Nursery rhyme
- Published: c. 1780
- Songwriter: Unknown

= Taffy was a Welshman =

Nursery rhyme

"Taffy was a Welshman" is an anti-Welsh nursery rhyme which was popular between the eighteenth and twentieth centuries. It has a Roud Folk Song Index number of 19237.

==Lyrics==
Versions of this rhyme vary. Some common versions are:

Taffy was a Welshman, Taffy was a thief;
Taffy came to my house and stole a leg of beef;
I went to Taffy's house, Taffy was in bed;
I took the leg of meat and hit him on the head.

Taffy was a Welshman, Taffy was a thief;
Taffy came to my house and stole a piece of beef;
I went to Taffy's house, Taffy wasn't in;
I jumped on his Sunday hat and poked it with a pin.

Taffy was a Welshman, Taffy was a sham;
Taffy came to my house and stole a piece of lamb;
I went to Taffy's house, Taffy was away,
I stuffed his socks with sawdust and filled his shoes with clay.

Taffy was a Welshman, Taffy was a cheat,
Taffy came to my house, and stole a piece of meat;
I went to Taffy's house, Taffy was not there,
I hung his coat and trousers to roast before a fire.

==Origins and history==
The term "Taffy" may be a merging of the common Welsh name "Dafydd" (/cy/) and the Welsh river "Taff" on which Cardiff is built, and seems to have been in use by the mid-eighteenth century. A rhyme in Tommy Thumb's Pretty Song Book, printed in London around 1744, has the lyrics:

Taffy was born
On a Moon Shiny Night,
His head in the Pipkin,
His Heels upright.

The earliest record we have of the better known rhyme is from Nancy Cock's Pretty Song Book, printed in London about 1780, which had one verse:

Taffy was a Welshman, Taffy was a thief;
Taffy came to my house and stole a piece of beef;
I went to Taffy's house, Taffy wasn't home;
Taffy came to my house and stole a marrow-bone.

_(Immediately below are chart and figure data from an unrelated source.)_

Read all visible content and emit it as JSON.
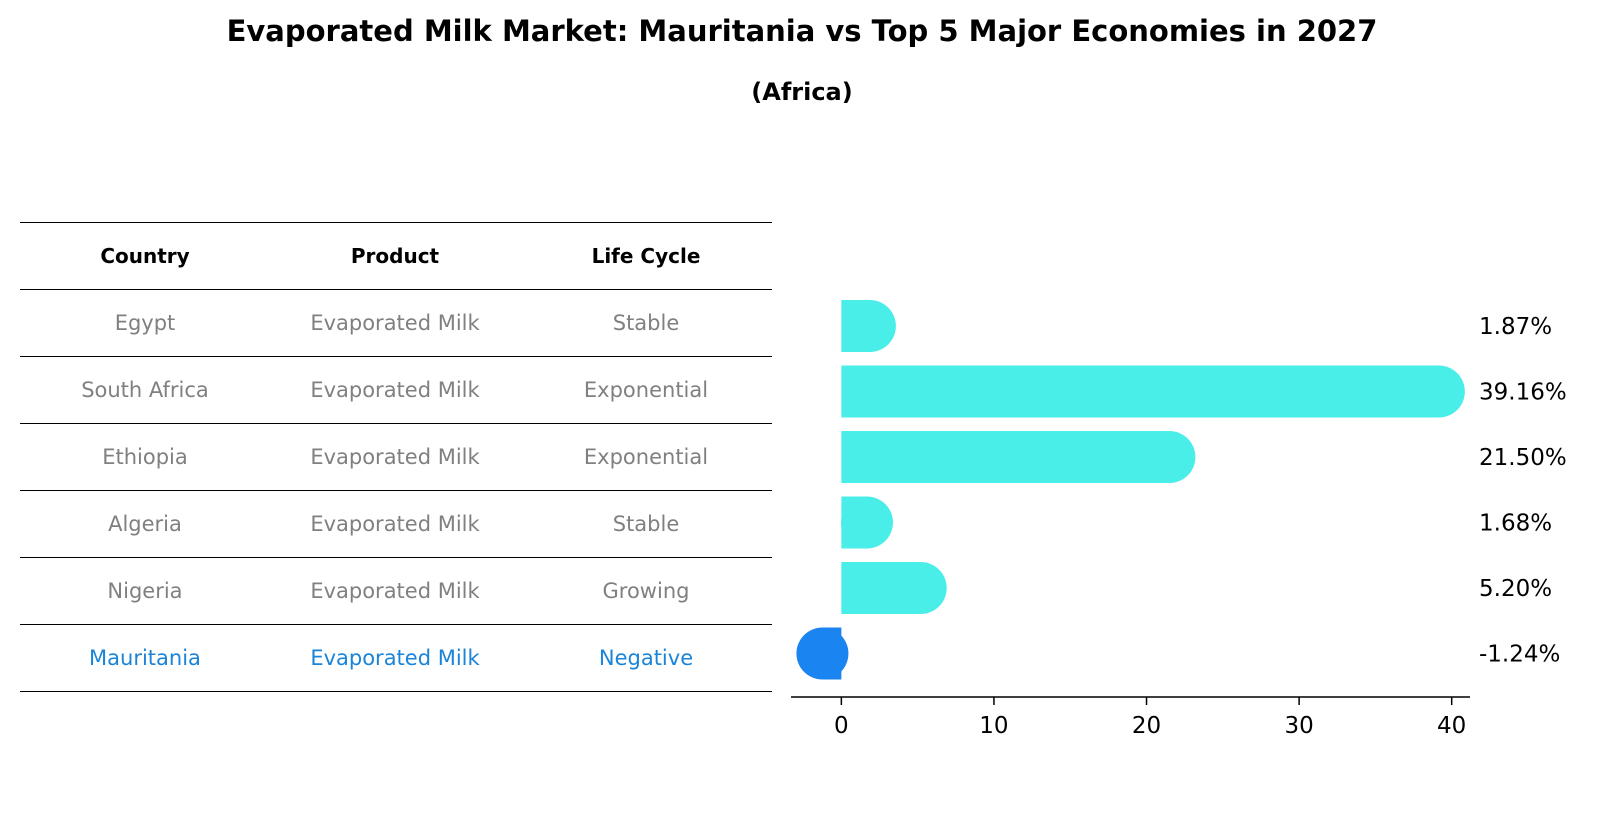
{
  "title": "Evaporated Milk Market: Mauritania vs Top 5 Major Economies in 2027",
  "subtitle": "(Africa)",
  "table": {
    "headers": [
      "Country",
      "Product",
      "Life Cycle"
    ],
    "rows": [
      [
        "Egypt",
        "Evaporated Milk",
        "Stable"
      ],
      [
        "South Africa",
        "Evaporated Milk",
        "Exponential"
      ],
      [
        "Ethiopia",
        "Evaporated Milk",
        "Exponential"
      ],
      [
        "Algeria",
        "Evaporated Milk",
        "Stable"
      ],
      [
        "Nigeria",
        "Evaporated Milk",
        "Growing"
      ],
      [
        "Mauritania",
        "Evaporated Milk",
        "Negative"
      ]
    ],
    "highlight_row": 5
  },
  "chart_data": {
    "type": "bar",
    "orientation": "horizontal",
    "categories": [
      "Egypt",
      "South Africa",
      "Ethiopia",
      "Algeria",
      "Nigeria",
      "Mauritania"
    ],
    "values": [
      1.87,
      39.16,
      21.5,
      1.68,
      5.2,
      -1.24
    ],
    "value_labels": [
      "1.87%",
      "39.16%",
      "21.50%",
      "1.68%",
      "5.20%",
      "-1.24%"
    ],
    "xlim": [
      -3.3,
      41.2
    ],
    "xticks": [
      0,
      10,
      20,
      30,
      40
    ],
    "xlabel": "",
    "ylabel": "",
    "grid": false,
    "colors": {
      "default": "#4aeee9",
      "highlight": "#1a84f0"
    },
    "highlight_index": 5
  },
  "colors": {
    "table_highlight": "#1a84d8",
    "table_text": "#808080"
  }
}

Similar versions were printed in collections in the late eighteenth century, however, in Songs for the Nursery printed in 1805, the level of violence in the poem increased:

I went to Taffy's house, Taffy was in bed,
I took the marrow bone and beat about his head.

In the 1840s James Orchard Halliwell collected a two verse version that followed this with:

I went to Taffy's house, Taffy was not in;
Taffy came to my house and stole a silver pin.
I went to Taffy's house, Taffy was in bed;
I took up a poker and threw it at his head.

This version seems to have been particularly popular in the English counties that bordered Wales, where it was sung on Saint David's Day (1 March) complete with leek-wearing effigies of Welshmen.